Choosing the right legal entity for your business provides many important advantages.
In today’s complex legal environment, business owners have a variety of legal entities to choose from. The choice of entity is an important decision, with tax, asset protection, and other implications.
If you do business by yourself, without forming an entity, then you are a Sole Proprietor. If you do business with others, but without forming an entity, then you are a General Partnership. Sole Proprietors and General Partnerships offer no liability protection, and should mostly be avoided.
The most common type of business entity is the Corporation. Corporations limit the liability of the shareholders, so that the shareholders’ personal assets are generally not reachable by creditors of the Corporation. Corporations may elect C or S status for tax treatment.
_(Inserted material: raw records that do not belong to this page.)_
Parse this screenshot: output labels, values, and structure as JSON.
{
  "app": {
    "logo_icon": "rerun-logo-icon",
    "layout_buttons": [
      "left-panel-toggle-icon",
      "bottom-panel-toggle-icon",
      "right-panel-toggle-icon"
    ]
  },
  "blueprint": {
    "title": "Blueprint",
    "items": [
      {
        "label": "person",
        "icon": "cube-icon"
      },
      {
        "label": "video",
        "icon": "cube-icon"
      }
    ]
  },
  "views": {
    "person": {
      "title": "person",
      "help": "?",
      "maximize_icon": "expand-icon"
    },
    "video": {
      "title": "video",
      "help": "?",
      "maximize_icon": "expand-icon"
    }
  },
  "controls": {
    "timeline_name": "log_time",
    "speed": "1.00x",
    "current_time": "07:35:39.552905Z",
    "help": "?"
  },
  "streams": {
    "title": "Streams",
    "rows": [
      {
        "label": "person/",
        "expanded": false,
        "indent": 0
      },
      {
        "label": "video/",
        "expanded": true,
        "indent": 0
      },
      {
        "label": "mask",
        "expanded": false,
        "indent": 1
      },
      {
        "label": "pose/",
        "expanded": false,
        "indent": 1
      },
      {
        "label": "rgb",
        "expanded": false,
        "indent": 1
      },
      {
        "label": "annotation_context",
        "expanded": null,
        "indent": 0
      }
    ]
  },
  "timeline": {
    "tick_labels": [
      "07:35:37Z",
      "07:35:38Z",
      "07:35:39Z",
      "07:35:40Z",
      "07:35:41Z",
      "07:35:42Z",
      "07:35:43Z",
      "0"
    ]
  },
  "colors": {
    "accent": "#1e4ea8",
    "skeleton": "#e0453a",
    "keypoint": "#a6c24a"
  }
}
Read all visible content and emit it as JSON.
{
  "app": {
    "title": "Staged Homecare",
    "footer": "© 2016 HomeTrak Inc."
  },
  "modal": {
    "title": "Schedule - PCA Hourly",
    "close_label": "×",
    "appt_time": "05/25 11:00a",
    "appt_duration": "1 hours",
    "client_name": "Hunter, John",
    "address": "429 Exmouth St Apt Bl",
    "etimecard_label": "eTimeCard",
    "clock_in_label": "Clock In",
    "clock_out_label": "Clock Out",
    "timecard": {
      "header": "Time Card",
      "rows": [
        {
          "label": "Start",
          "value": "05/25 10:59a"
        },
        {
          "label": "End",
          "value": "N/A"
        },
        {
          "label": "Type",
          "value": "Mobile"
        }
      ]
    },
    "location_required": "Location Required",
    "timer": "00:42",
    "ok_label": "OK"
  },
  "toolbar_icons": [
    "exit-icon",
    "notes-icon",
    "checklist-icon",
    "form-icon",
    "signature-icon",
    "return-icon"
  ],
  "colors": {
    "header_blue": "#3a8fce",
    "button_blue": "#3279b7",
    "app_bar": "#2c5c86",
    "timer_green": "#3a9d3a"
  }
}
A C-Corp pays a corporate level income tax, and the shareholders then pay individual level income taxes on dividends made. This double taxation can be avoided through an S Election. S-Corps pass their income on to the individual shareholders, so it is only taxed at one level. Certain criteria are required to qualify for S status, and S-Corps are subject to some additional restrictions.
Limited Liability Companies (LLCs) offer the same liability protection as Corporations, with an added bonus. Like a Corporation, the members (owners) of the LLC are protected from the LLCs creditors. Furthermore, the Members’ ownership of the LLC is protected against their own individual creditors. This is called Charging Order protection. For example, if a member of an LLC hits someone with their car and is sued, the judgment creditor cannot take the shares of the LLC from the Member. Instead, their recovery is limited to a Charging Order.
Limited Liability Companies with one owner may elect to be taxed as a Sole Proprietor or Corporation. LLCs with multiple members may elect to be taxed as a Partnership or Corporation. LLCs electing to be taxed as a Corporation may choose C or S status.
Business owners must also decide where to form their entity. For most Massachusetts small businesses, it is probably best to form a Massachusetts entity. But for some businesses, Delaware or other states offer some advantages.